Il importe cette fois de mettre en place un cadre de travail
fonctionnel après le compromis adopté le 12 décembre
au Bourget. Il faut désormais « assurer un équilibre de tous
les sujets qui doivent être traités et rendre opérationnel l’accord de
Paris », expliquent dans une note de réflexion commune, publiée
le 6 mai, la France, qui assure la présidence de la COP21
jusqu’en novembre, et le Maroc, qui lui succédera lors de la
conférence de Marrakech (COP22).
Ratification par la France
« La phase de négociation est derrière nous, nous entrons dans une
phase de collaboration, a dit à sa manière Christiana Figueres, la
patronne de la CCNUCC, en ouvrant les travaux de Bonn, lundi.
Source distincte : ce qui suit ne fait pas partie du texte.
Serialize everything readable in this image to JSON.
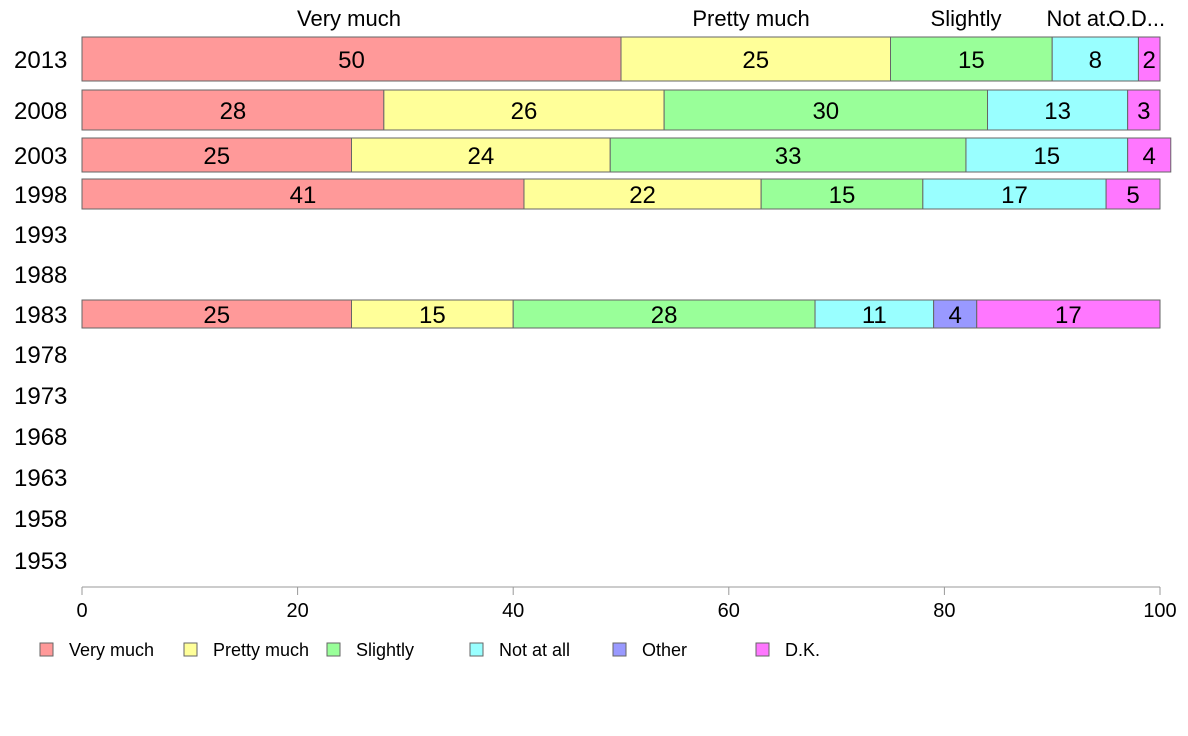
{
  "chart_data": {
    "type": "bar",
    "orientation": "horizontal",
    "stacked": true,
    "xlim": [
      0,
      100
    ],
    "x_ticks": [
      "0",
      "20",
      "40",
      "60",
      "80",
      "100"
    ],
    "categories": [
      "2013",
      "2008",
      "2003",
      "1998",
      "1993",
      "1988",
      "1983",
      "1978",
      "1973",
      "1968",
      "1963",
      "1958",
      "1953"
    ],
    "series": [
      {
        "name": "Very much",
        "color": "#ff9999",
        "values": [
          50,
          28,
          25,
          41,
          null,
          null,
          25,
          null,
          null,
          null,
          null,
          null,
          null
        ]
      },
      {
        "name": "Pretty much",
        "color": "#ffff99",
        "values": [
          25,
          26,
          24,
          22,
          null,
          null,
          15,
          null,
          null,
          null,
          null,
          null,
          null
        ]
      },
      {
        "name": "Slightly",
        "color": "#99ff99",
        "values": [
          15,
          30,
          33,
          15,
          null,
          null,
          28,
          null,
          null,
          null,
          null,
          null,
          null
        ]
      },
      {
        "name": "Not at all",
        "color": "#99ffff",
        "values": [
          8,
          13,
          15,
          17,
          null,
          null,
          11,
          null,
          null,
          null,
          null,
          null,
          null
        ]
      },
      {
        "name": "Other",
        "color": "#9999ff",
        "values": [
          0,
          0,
          0,
          0,
          null,
          null,
          4,
          null,
          null,
          null,
          null,
          null,
          null
        ]
      },
      {
        "name": "D.K.",
        "color": "#ff77ff",
        "values": [
          2,
          3,
          4,
          5,
          null,
          null,
          17,
          null,
          null,
          null,
          null,
          null,
          null
        ]
      }
    ],
    "top_labels": [
      "Very much",
      "Pretty much",
      "Slightly",
      "Not at...",
      "O...",
      "D..."
    ],
    "legend": [
      "Very much",
      "Pretty much",
      "Slightly",
      "Not at all",
      "Other",
      "D.K."
    ],
    "legend_position": "bottom",
    "grid": false
  }
}
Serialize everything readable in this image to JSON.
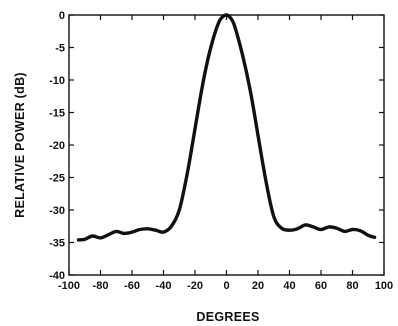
{
  "chart_data": {
    "type": "line",
    "title": "",
    "xlabel": "DEGREES",
    "ylabel": "RELATIVE POWER (dB)",
    "xlim": [
      -100,
      100
    ],
    "ylim": [
      -40,
      0
    ],
    "xticks": [
      -100,
      -80,
      -60,
      -40,
      -20,
      0,
      20,
      40,
      60,
      80,
      100
    ],
    "yticks": [
      0,
      -5,
      -10,
      -15,
      -20,
      -25,
      -30,
      -35,
      -40
    ],
    "xtick_labels": [
      "-100",
      "-80",
      "-60",
      "-40",
      "-20",
      "0",
      "20",
      "40",
      "60",
      "80",
      "100"
    ],
    "ytick_labels": [
      "0",
      "-5",
      "-10",
      "-15",
      "-20",
      "-25",
      "-30",
      "-35",
      "-40"
    ],
    "grid": false,
    "series": [
      {
        "color": "#111111",
        "x": [
          -94,
          -90,
          -85,
          -80,
          -75,
          -70,
          -65,
          -60,
          -55,
          -50,
          -45,
          -40,
          -35,
          -30,
          -25,
          -20,
          -15,
          -10,
          -5,
          -2,
          0,
          2,
          5,
          10,
          15,
          20,
          25,
          30,
          35,
          40,
          45,
          50,
          55,
          60,
          65,
          70,
          75,
          80,
          85,
          90,
          94
        ],
        "y": [
          -34.6,
          -34.5,
          -34.0,
          -34.3,
          -33.8,
          -33.3,
          -33.6,
          -33.4,
          -33.0,
          -32.9,
          -33.1,
          -33.4,
          -32.5,
          -30.0,
          -24.5,
          -17.5,
          -10.5,
          -5.0,
          -1.2,
          -0.2,
          0,
          -0.3,
          -1.6,
          -6.0,
          -11.5,
          -18.5,
          -25.5,
          -31.0,
          -32.8,
          -33.1,
          -32.9,
          -32.3,
          -32.6,
          -33.0,
          -32.6,
          -32.8,
          -33.3,
          -33.0,
          -33.2,
          -33.9,
          -34.2
        ]
      }
    ]
  }
}
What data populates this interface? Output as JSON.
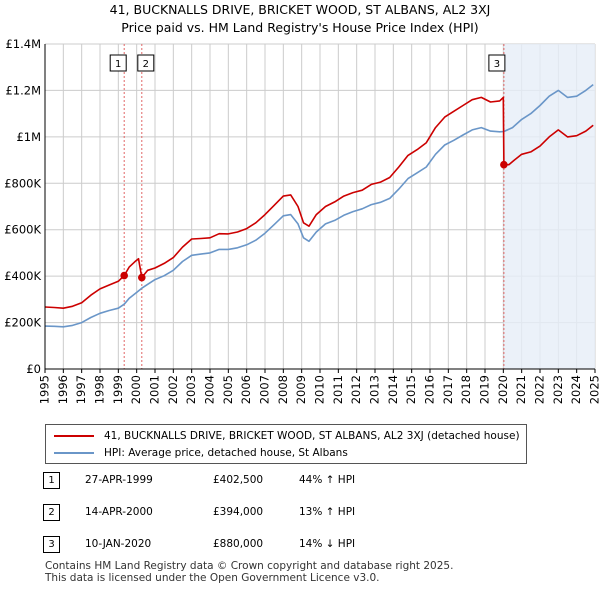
{
  "header": {
    "title_line1": "41, BUCKNALLS DRIVE, BRICKET WOOD, ST ALBANS, AL2 3XJ",
    "title_line2": "Price paid vs. HM Land Registry's House Price Index (HPI)"
  },
  "colors": {
    "property": "#cc0000",
    "hpi": "#6a96c8",
    "shade": "#e6edf7",
    "vline": "#e06666",
    "grid": "#cccccc"
  },
  "chart_data": {
    "type": "line",
    "xlim": [
      1995,
      2025
    ],
    "ylim": [
      0,
      1400000
    ],
    "x_ticks": [
      1995,
      1996,
      1997,
      1998,
      1999,
      2000,
      2001,
      2002,
      2003,
      2004,
      2005,
      2006,
      2007,
      2008,
      2009,
      2010,
      2011,
      2012,
      2013,
      2014,
      2015,
      2016,
      2017,
      2018,
      2019,
      2020,
      2021,
      2022,
      2023,
      2024,
      2025
    ],
    "y_ticks": [
      {
        "value": 0,
        "label": "£0"
      },
      {
        "value": 200000,
        "label": "£200K"
      },
      {
        "value": 400000,
        "label": "£400K"
      },
      {
        "value": 600000,
        "label": "£600K"
      },
      {
        "value": 800000,
        "label": "£800K"
      },
      {
        "value": 1000000,
        "label": "£1M"
      },
      {
        "value": 1200000,
        "label": "£1.2M"
      },
      {
        "value": 1400000,
        "label": "£1.4M"
      }
    ],
    "series": [
      {
        "name": "41, BUCKNALLS DRIVE, BRICKET WOOD, ST ALBANS, AL2 3XJ (detached house)",
        "color": "#cc0000",
        "points": [
          [
            1995.0,
            267000
          ],
          [
            1995.5,
            265000
          ],
          [
            1996.0,
            262000
          ],
          [
            1996.5,
            270000
          ],
          [
            1997.0,
            285000
          ],
          [
            1997.5,
            318000
          ],
          [
            1998.0,
            345000
          ],
          [
            1998.5,
            362000
          ],
          [
            1999.0,
            378000
          ],
          [
            1999.32,
            402500
          ],
          [
            1999.6,
            440000
          ],
          [
            1999.9,
            462000
          ],
          [
            2000.1,
            475000
          ],
          [
            2000.28,
            394000
          ],
          [
            2000.6,
            425000
          ],
          [
            2001.0,
            435000
          ],
          [
            2001.5,
            455000
          ],
          [
            2002.0,
            480000
          ],
          [
            2002.5,
            525000
          ],
          [
            2003.0,
            560000
          ],
          [
            2003.5,
            562000
          ],
          [
            2004.0,
            565000
          ],
          [
            2004.5,
            583000
          ],
          [
            2005.0,
            582000
          ],
          [
            2005.5,
            590000
          ],
          [
            2006.0,
            605000
          ],
          [
            2006.5,
            630000
          ],
          [
            2007.0,
            665000
          ],
          [
            2007.5,
            705000
          ],
          [
            2008.0,
            745000
          ],
          [
            2008.4,
            750000
          ],
          [
            2008.8,
            700000
          ],
          [
            2009.1,
            630000
          ],
          [
            2009.4,
            615000
          ],
          [
            2009.8,
            665000
          ],
          [
            2010.3,
            700000
          ],
          [
            2010.8,
            720000
          ],
          [
            2011.3,
            745000
          ],
          [
            2011.8,
            760000
          ],
          [
            2012.3,
            770000
          ],
          [
            2012.8,
            795000
          ],
          [
            2013.3,
            805000
          ],
          [
            2013.8,
            825000
          ],
          [
            2014.3,
            870000
          ],
          [
            2014.8,
            920000
          ],
          [
            2015.3,
            945000
          ],
          [
            2015.8,
            975000
          ],
          [
            2016.3,
            1040000
          ],
          [
            2016.8,
            1085000
          ],
          [
            2017.3,
            1110000
          ],
          [
            2017.8,
            1135000
          ],
          [
            2018.3,
            1160000
          ],
          [
            2018.8,
            1170000
          ],
          [
            2019.3,
            1150000
          ],
          [
            2019.8,
            1155000
          ],
          [
            2020.0,
            1170000
          ],
          [
            2020.03,
            880000
          ],
          [
            2020.3,
            880000
          ],
          [
            2020.6,
            900000
          ],
          [
            2021.0,
            925000
          ],
          [
            2021.5,
            935000
          ],
          [
            2022.0,
            960000
          ],
          [
            2022.5,
            1000000
          ],
          [
            2023.0,
            1030000
          ],
          [
            2023.5,
            1000000
          ],
          [
            2024.0,
            1005000
          ],
          [
            2024.5,
            1025000
          ],
          [
            2024.9,
            1050000
          ]
        ]
      },
      {
        "name": "HPI: Average price, detached house, St Albans",
        "color": "#6a96c8",
        "points": [
          [
            1995.0,
            185000
          ],
          [
            1995.5,
            184000
          ],
          [
            1996.0,
            182000
          ],
          [
            1996.5,
            188000
          ],
          [
            1997.0,
            200000
          ],
          [
            1997.5,
            222000
          ],
          [
            1998.0,
            240000
          ],
          [
            1998.5,
            252000
          ],
          [
            1999.0,
            262000
          ],
          [
            1999.32,
            279000
          ],
          [
            1999.6,
            305000
          ],
          [
            2000.0,
            330000
          ],
          [
            2000.28,
            348000
          ],
          [
            2000.6,
            365000
          ],
          [
            2001.0,
            385000
          ],
          [
            2001.5,
            402000
          ],
          [
            2002.0,
            425000
          ],
          [
            2002.5,
            463000
          ],
          [
            2003.0,
            490000
          ],
          [
            2003.5,
            495000
          ],
          [
            2004.0,
            500000
          ],
          [
            2004.5,
            515000
          ],
          [
            2005.0,
            515000
          ],
          [
            2005.5,
            522000
          ],
          [
            2006.0,
            535000
          ],
          [
            2006.5,
            555000
          ],
          [
            2007.0,
            585000
          ],
          [
            2007.5,
            622000
          ],
          [
            2008.0,
            660000
          ],
          [
            2008.4,
            665000
          ],
          [
            2008.8,
            625000
          ],
          [
            2009.1,
            565000
          ],
          [
            2009.4,
            550000
          ],
          [
            2009.8,
            590000
          ],
          [
            2010.3,
            625000
          ],
          [
            2010.8,
            640000
          ],
          [
            2011.3,
            662000
          ],
          [
            2011.8,
            678000
          ],
          [
            2012.3,
            690000
          ],
          [
            2012.8,
            708000
          ],
          [
            2013.3,
            718000
          ],
          [
            2013.8,
            735000
          ],
          [
            2014.3,
            775000
          ],
          [
            2014.8,
            820000
          ],
          [
            2015.3,
            845000
          ],
          [
            2015.8,
            870000
          ],
          [
            2016.3,
            925000
          ],
          [
            2016.8,
            965000
          ],
          [
            2017.3,
            985000
          ],
          [
            2017.8,
            1008000
          ],
          [
            2018.3,
            1030000
          ],
          [
            2018.8,
            1040000
          ],
          [
            2019.3,
            1025000
          ],
          [
            2019.8,
            1022000
          ],
          [
            2020.03,
            1023000
          ],
          [
            2020.5,
            1040000
          ],
          [
            2021.0,
            1075000
          ],
          [
            2021.5,
            1100000
          ],
          [
            2022.0,
            1135000
          ],
          [
            2022.5,
            1175000
          ],
          [
            2023.0,
            1200000
          ],
          [
            2023.5,
            1170000
          ],
          [
            2024.0,
            1175000
          ],
          [
            2024.5,
            1200000
          ],
          [
            2024.9,
            1225000
          ]
        ]
      }
    ],
    "sales": [
      {
        "num": "1",
        "year": 1999.32,
        "price": 402500
      },
      {
        "num": "2",
        "year": 2000.28,
        "price": 394000
      },
      {
        "num": "3",
        "year": 2020.03,
        "price": 880000
      }
    ],
    "shaded_range": [
      2020.03,
      2025
    ]
  },
  "legend": {
    "property_label": "41, BUCKNALLS DRIVE, BRICKET WOOD, ST ALBANS, AL2 3XJ (detached house)",
    "hpi_label": "HPI: Average price, detached house, St Albans"
  },
  "sales_table": [
    {
      "num": "1",
      "date": "27-APR-1999",
      "price": "£402,500",
      "hpi": "44% ↑ HPI"
    },
    {
      "num": "2",
      "date": "14-APR-2000",
      "price": "£394,000",
      "hpi": "13% ↑ HPI"
    },
    {
      "num": "3",
      "date": "10-JAN-2020",
      "price": "£880,000",
      "hpi": "14% ↓ HPI"
    }
  ],
  "footer": {
    "line1": "Contains HM Land Registry data © Crown copyright and database right 2025.",
    "line2": "This data is licensed under the Open Government Licence v3.0."
  }
}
Le monde
entier est uni derrière cet engagement. » « Les fondations
sont posées, à nous de construire maintenant notre maison commune, a
ajouté, dans un même élan d’optimisme, la ministre de l’environnement
française, Ségolène Royal. Je vous appelle à être des constructeurs et
des facilitateurs. »
« Vous devrez définir des règles et des mécanismes qui aideront
tous nos pays à mettre en œuvre l’accord de Paris, et à
transformer et développer leurs économies », a poursuivi la
présidente de la COP21, avant de regagner Paris, où doit être discuté,
mardi 17 mai, devant l’Assemblée nationale, le projet de loi
portant ratification de l’accord de Paris. Ségolène Royal devrait faire
un nouveau déplacement à Bonn en fin de semaine pour un bilan à
mi-session des négociations.
Le premier chantier est de constituer le groupe de travail chargé de
concrétiser l’accord de Paris, baptisé « APA », pour Ad hoc
Working Group on the Paris Agreement (« Groupe de travail ad hoc
sur l’accord de Paris »). Il sera animé par deux coprésidentes, la
Néo-Zélandaise Jo Tyndall et la Saoudienne Sarah Baashan, selon le
principe de l’équilibre Nord-Sud. Le groupe APA doit s’atteler
notamment au suivi des contributions nationales (pour lutter contre le
réchauffement climatique), au mécanisme de transparence qui permettra
de juger des efforts respectifs de chaque Etat et à la préparation d’un
premier grand bilan mondial, ou « Global Stocktake », prévu
en 2018.
Agir avant 2020
Les engagements nationaux pris à ce stade pour réduire les émissions de
gaz à effet de serre s’inscrivent dans une perspective
de 3 °C de réchauffement, bien au-delà de l’engagement pris
par la communauté internationale en décembre 2015 à Paris de
rester « largement sous les 2 °C ». Dans la dernière
synthèse des contributions nationales mise à jour le 2 mai,
la CCNUCC rappelle que les 189 pays (contre 161
en octobre 2015) qui se sont pliés à l’exercice représentent
près de 96 % des émissions mondiales. La convention-cadre
précise aussi que les plans d’action ne sont pas suffisants pour tenir
l’objectif de hausse des températures défini dans l’accord de Paris.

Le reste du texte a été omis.